The chloride shift refers to the phenomenon of chloride and bicarbonate exchange near the tissues and near the lungs. The way this chloride bicarbonate exchange works is going to be different near the tissues and near the lungs. But we'll talk more about exactly how the chloride shift works in more detail once we get to this section down below.
The Chloride anion acts as a counterion to help balance the charge across the membrane when the bicarbonate is pumped across the membrane. It's the bicarbonate that has the most important functions of the chloride shift. The bicarbonate acts as a buffer to maintain blood pH, which is important for maintaining the structure of enzymes in our blood. Also, the chloride shift and the bicarbonate shifting have another more important role, which is that it increases the blood's capacity to transport carbon dioxide from the tissues to the lungs. This increase in the blood's capacity to carry carbon dioxide is the main function that the chloride shift provides.
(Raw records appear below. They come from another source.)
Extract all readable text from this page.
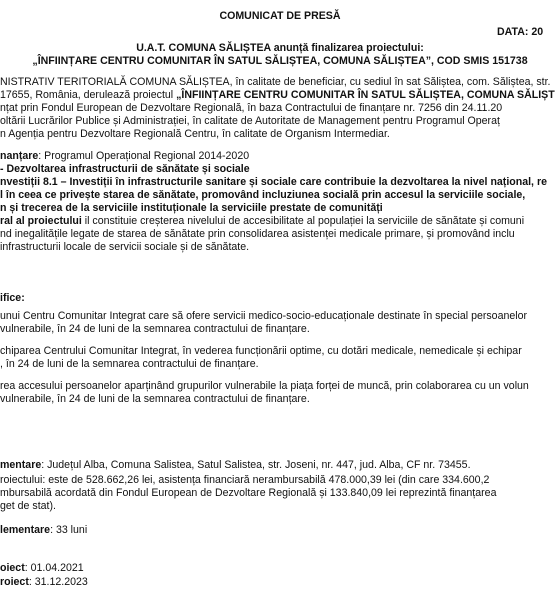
COMUNICAT DE PRESĂ
DATA: 20
U.A.T. COMUNA SĂLIȘTEA anunță finalizarea proiectului:
„ÎNFIINȚARE CENTRU COMUNITAR ÎN SATUL SĂLIȘTEA, COMUNA SĂLIȘTEA”, COD SMIS 151738
NISTRATIV TERITORIALĂ COMUNA SĂLIȘTEA, în calitate de beneficiar, cu sediul în sat Săliștea, com. Săliștea, str.
17655, România, derulează proiectul „ÎNFIINȚARE CENTRU COMUNITAR ÎN SATUL SĂLIȘTEA, COMUNA SĂLIȘT
nțat prin Fondul European de Dezvoltare Regională, în baza Contractului de finanțare nr. 7256 din 24.11.20
oltării Lucrărilor Publice și Administrației, în calitate de Autoritate de Management pentru Programul Operaț
n Agenția pentru Dezvoltare Regională Centru, în calitate de Organism Intermediar.
nanțare: Programul Operațional Regional 2014-2020
- Dezvoltarea infrastructurii de sănătate și sociale
nvestiții 8.1 – Investiții în infrastructurile sanitare și sociale care contribuie la dezvoltarea la nivel național, re
l în ceea ce privește starea de sănătate, promovând incluziunea socială prin accesul la serviciile sociale,
n și trecerea de la serviciile instituționale la serviciile prestate de comunități
ral al proiectului il constituie creșterea nivelului de accesibilitate al populației la serviciile de sănătate și comuni
nd inegalitățile legate de starea de sănătate prin consolidarea asistenței medicale primare, și promovând inclu
infrastructurii locale de servicii sociale și de sănătate.
ifice:
unui Centru Comunitar Integrat care să ofere servicii medico-socio-educaționale destinate în special persoanelor
vulnerabile, în 24 de luni de la semnarea contractului de finanțare.
chiparea Centrului Comunitar Integrat, în vederea funcționării optime, cu dotări medicale, nemedicale și echipar
, în 24 de luni de la semnarea contractului de finanțare.
rea accesului persoanelor aparținând grupurilor vulnerabile la piața forței de muncă, prin colaborarea cu un volun
vulnerabile, în 24 de luni de la semnarea contractului de finanțare.
mentare: Județul Alba, Comuna Salistea, Satul Salistea, str. Joseni, nr. 447, jud. Alba, CF nr. 73455.
roiectului: este de 528.662,26 lei, asistența financiară nerambursabilă 478.000,39 lei (din care 334.600,2
mbursabilă acordată din Fondul European de Dezvoltare Regională și 133.840,09 lei reprezintă finanțarea
get de stat).
lementare: 33 luni
oiect: 01.04.2021
roiect: 31.12.2023
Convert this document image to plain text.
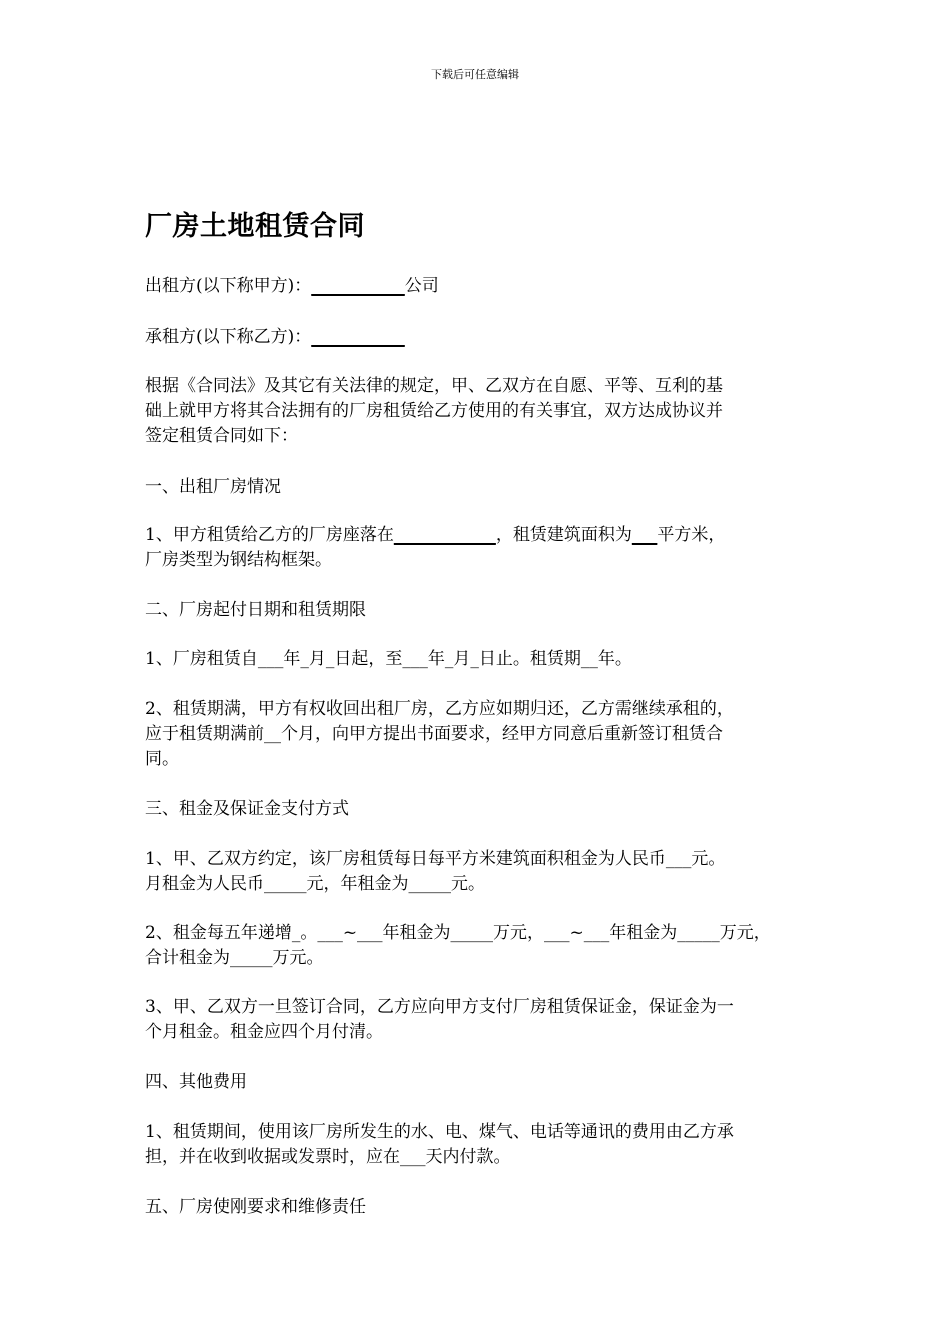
下载后可任意编辑
厂房土地租赁合同
出租方(以下称甲方)：___________公司
承租方(以下称乙方)：___________
根据《合同法》及其它有关法律的规定，甲、乙双方在自愿、平等、互利的基
础上就甲方将其合法拥有的厂房租赁给乙方使用的有关事宜，双方达成协议并
签定租赁合同如下：
一、出租厂房情况
1、甲方租赁给乙方的厂房座落在____________，租赁建筑面积为___平方米，
厂房类型为钢结构框架。
二、厂房起付日期和租赁期限
1、厂房租赁自___年_月_日起，至___年_月_日止。租赁期__年。
2、租赁期满，甲方有权收回出租厂房，乙方应如期归还，乙方需继续承租的，
应于租赁期满前__个月，向甲方提出书面要求，经甲方同意后重新签订租赁合
同。
三、租金及保证金支付方式
1、甲、乙双方约定，该厂房租赁每日每平方米建筑面积租金为人民币___元。
月租金为人民币_____元，年租金为_____元。
2、租金每五年递增_。___~___年租金为_____万元，___~___年租金为_____万元，
合计租金为_____万元。
3、甲、乙双方一旦签订合同，乙方应向甲方支付厂房租赁保证金，保证金为一
个月租金。租金应四个月付清。
四、其他费用
1、租赁期间，使用该厂房所发生的水、电、煤气、电话等通讯的费用由乙方承
担，并在收到收据或发票时，应在___天内付款。
五、厂房使刚要求和维修责任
Let's focus more on how exactly this chloride shift works so we can help clarify some of the ideas that we've talked about. Near the tissues, as mentioned, bicarbonate anion is going to be produced, and so there's a high concentration of bicarbonate anion inside of the cell near the tissues. The high concentration of bicarbonate is going to diffuse down its concentration gradient and make its way to the outside of the cell. You can see that the bicarbonate anion here again, which is in high concentration on the inside of the cell near the tissues, is going to diffuse to the outside of the cell here, near the tissues. It's going to do that via the chloride bicarbonate antiporter, which is this blue structure that we see right here. And as the bicarbonate gets pumped out of the cell, the chloride anion is being pumped into the cell in a one-to-one ratio.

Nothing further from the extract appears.